Synopses & Reviews
A raw, poetic, coming-of-age "masterwork" (The New York Times) about Blackness, masculinity and addiction
Punch Me Up to the Gods introduces a powerful new talent in Brian Broome, whose early years growing up in Ohio as a dark-skinned Black boy harboring crushes on other boys propel forward this gorgeous, aching, and unforgettable debut. Brian's recounting of his experiences — in all their cringeworthy, hilarious, and heartbreaking glory — reveal a perpetual outsider awkwardly squirming to find his way in. Indiscriminate sex and escalating drug use help to soothe his hurt, young psyche, usually to uproarious and devastating effect. A no-nonsense mother and broken father play crucial roles in our misfit's origin story. But it is Brian's voice in the retelling that shows the true depth of vulnerability for young Black boys that is often quietly near-to-bursting at the seams.
Cleverly framed around Gwendolyn Brooks's poem "We Real Cool," the iconic and loving ode to Black boyhood, Punch Me Up to the Gods is at once playful, poignant, and wholly original. Broome's writing brims with swagger and sensitivity, bringing an exquisite and fresh voice to ongoing cultural conversations about Blackness in America.
"Punch Me Up to the Gods obliterates what we thought were the limitations of not just the American memoir, but the possibilities of the American paragraph. I'm not sure a book has ever had me sobbing, punching the air, dying of laughter, and needing to write as much as Brian Broome's staggering debut. This sh*t is special." Kiese Laymon, New York Times best-selling author of Heavy
"Punch Me Up to the Gods is some of the finest writing I have ever encountered and one of the most electrifying, powerful, simply spectacular memoirs I — or you — have ever read. And you will read it; you must read it. It contains everything we all crave so deeply: truth, soul, brilliance, grace. It is a masterpiece of a memoir and Brian Broome should win the Pulitzer Prize for writing it. I am in absolute awe and you will be, too." Augusten Burroughs, New York Times best-selling author of Running with Scissors
"An engrossing memoir about growing up Black and gay and finding a place in the world....Beautifully written, this examination of what it means to be Black and gay in America is a must-read." Kirkus Reviews (Starred Review)
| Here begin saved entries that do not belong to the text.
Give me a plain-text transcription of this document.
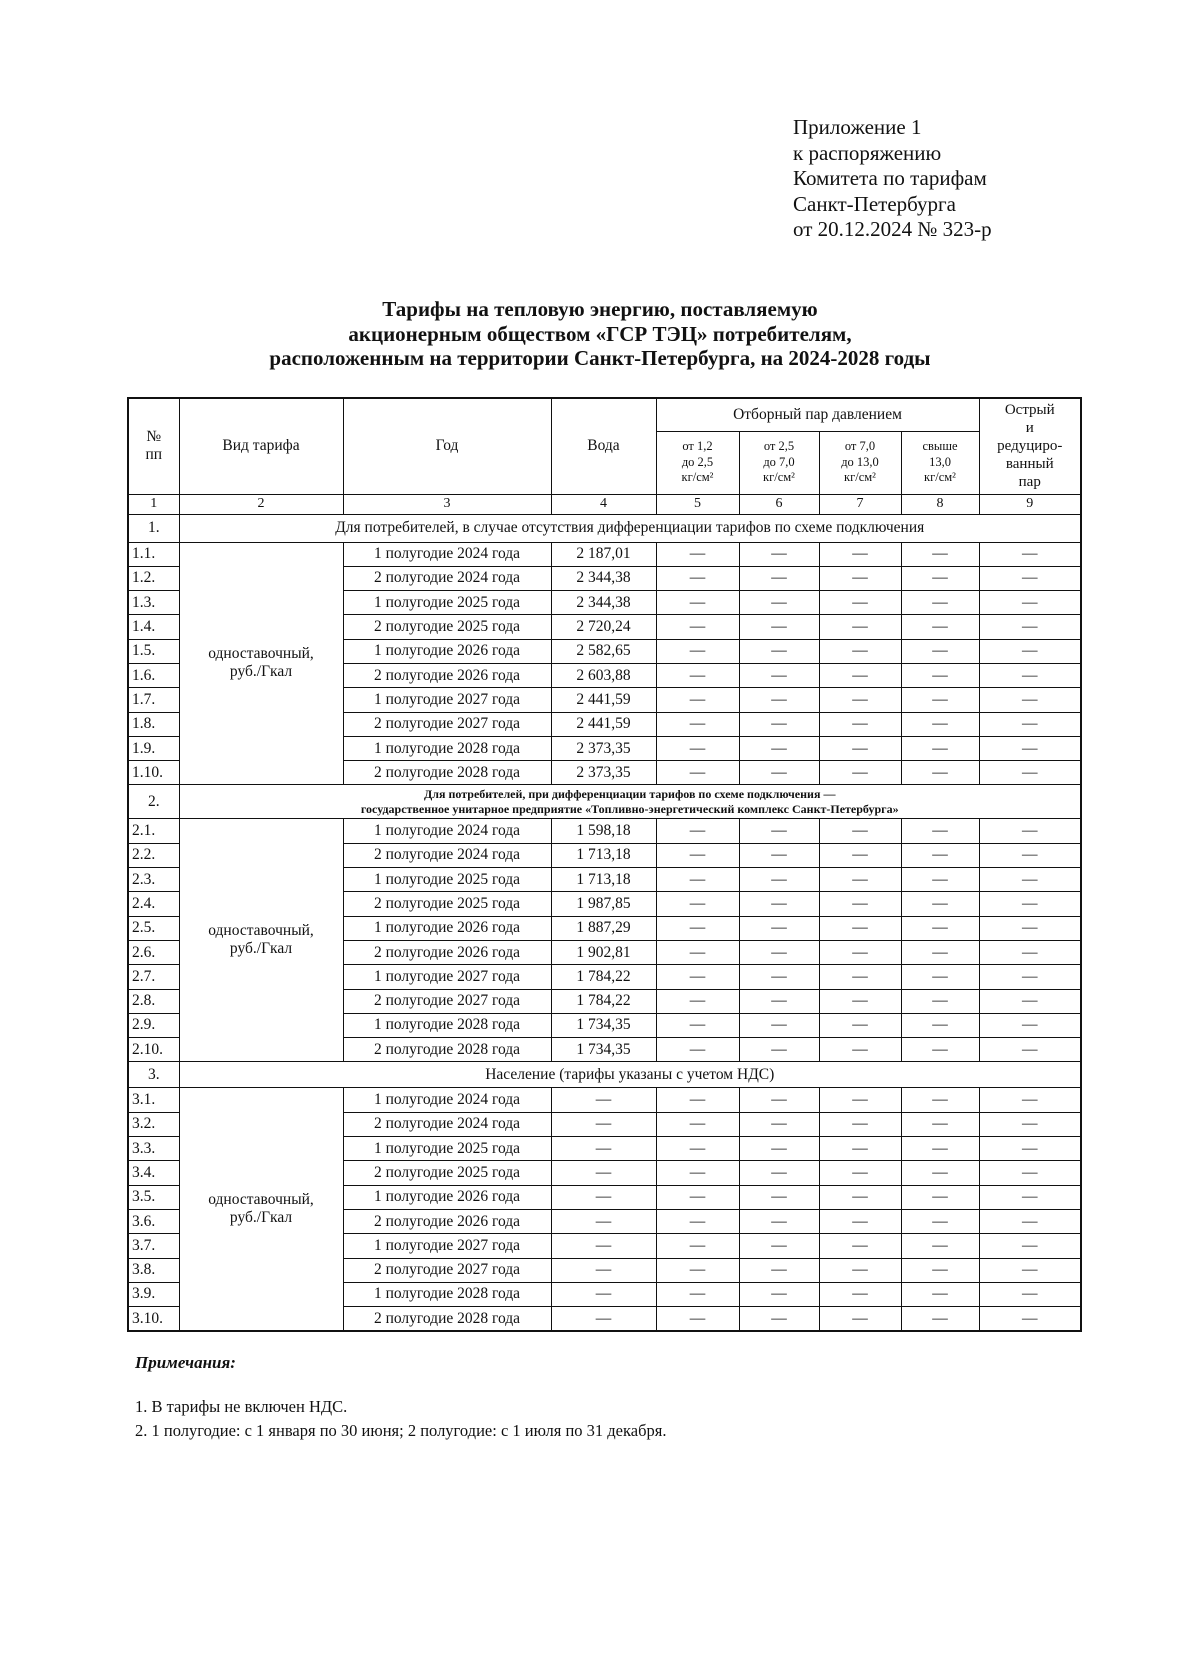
Приложение 1
к распоряжению
Комитета по тарифам
Санкт-Петербурга
от 20.12.2024 № 323-р
Тарифы на тепловую энергию, поставляемую
акционерным обществом «ГСР ТЭЦ» потребителям,
расположенным на территории Санкт-Петербурга, на 2024-2028 годы
№
пп	Вид тарифа	Год	Вода	Отборный пар давлением				Острый
и
редуциро-
ванный
пар

				от 1,2
до 2,5
кг/см²	от 2,5
до 7,0
кг/см²	от 7,0
до 13,0
кг/см²	свыше
13,0
кг/см²	

1	2	3	4	5	6	7	8	9
1.	Для потребителей, в случае отсутствия дифференциации тарифов по схеме подключения							

1.1.	одноставочный,
руб./Гкал	1 полугодие 2024 года	2 187,01	—	—	—	—	—
1.2.		2 полугодие 2024 года	2 344,38	—	—	—	—	—
1.3.		1 полугодие 2025 года	2 344,38	—	—	—	—	—
1.4.		2 полугодие 2025 года	2 720,24	—	—	—	—	—
1.5.		1 полугодие 2026 года	2 582,65	—	—	—	—	—
1.6.		2 полугодие 2026 года	2 603,88	—	—	—	—	—
1.7.		1 полугодие 2027 года	2 441,59	—	—	—	—	—
1.8.		2 полугодие 2027 года	2 441,59	—	—	—	—	—
1.9.		1 полугодие 2028 года	2 373,35	—	—	—	—	—
1.10.		2 полугодие 2028 года	2 373,35	—	—	—	—	—
2.	Для потребителей, при дифференциации тарифов по схеме подключения —
государственное унитарное предприятие «Топливно-энергетический комплекс Санкт-Петербурга»							

2.1.	одноставочный,
руб./Гкал	1 полугодие 2024 года	1 598,18	—	—	—	—	—
2.2.		2 полугодие 2024 года	1 713,18	—	—	—	—	—
2.3.		1 полугодие 2025 года	1 713,18	—	—	—	—	—
2.4.		2 полугодие 2025 года	1 987,85	—	—	—	—	—
2.5.		1 полугодие 2026 года	1 887,29	—	—	—	—	—
2.6.		2 полугодие 2026 года	1 902,81	—	—	—	—	—
2.7.		1 полугодие 2027 года	1 784,22	—	—	—	—	—
2.8.		2 полугодие 2027 года	1 784,22	—	—	—	—	—
2.9.		1 полугодие 2028 года	1 734,35	—	—	—	—	—
2.10.		2 полугодие 2028 года	1 734,35	—	—	—	—	—
3.	Население (тарифы указаны с учетом НДС)							

3.1.	одноставочный,
руб./Гкал	1 полугодие 2024 года	—	—	—	—	—	—
3.2.		2 полугодие 2024 года	—	—	—	—	—	—
3.3.		1 полугодие 2025 года	—	—	—	—	—	—
3.4.		2 полугодие 2025 года	—	—	—	—	—	—
3.5.		1 полугодие 2026 года	—	—	—	—	—	—
3.6.		2 полугодие 2026 года	—	—	—	—	—	—
3.7.		1 полугодие 2027 года	—	—	—	—	—	—
3.8.		2 полугодие 2027 года	—	—	—	—	—	—
3.9.		1 полугодие 2028 года	—	—	—	—	—	—
3.10.		2 полугодие 2028 года	—	—	—	—	—	—
Примечания:
1. В тарифы не включен НДС.
2. 1 полугодие: с 1 января по 30 июня; 2 полугодие: с 1 июля по 31 декабря.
"Broome debuts with a magnificent and harrowing memoir that digs into the traumas of growing up Black and gay in Ohio in the late 1970s and early '80s." Publishers Weekly (Starred Review)
"Broome's powerful, sharp-edged memoir, often equal parts horrifying and bleakly funny, is made up of essays focusing on key moments in his life." Columbus Dispatch
"An electrifying read. Vulnerable and poetic but filled with a ferocious fire, it grabs you from the first page to the last. Perfect for fans of Sarah Broom, Kiese Laymon, and Barry Jenkins's Moonlight." Chicago Review of Books
About the Author
BRIAN BROOME is an award-winning writer, poet, and screenwriter, and K. Leroy Irvis Fellow and instructor in the writing program at the University of Pittsburgh, where he is pursuing an MFA. He has been a finalist in The Moth storytelling competition and won the grand prize in Carnegie Mellon University's Martin Luther King Jr. Writing Awards. He lives in Pittsburgh.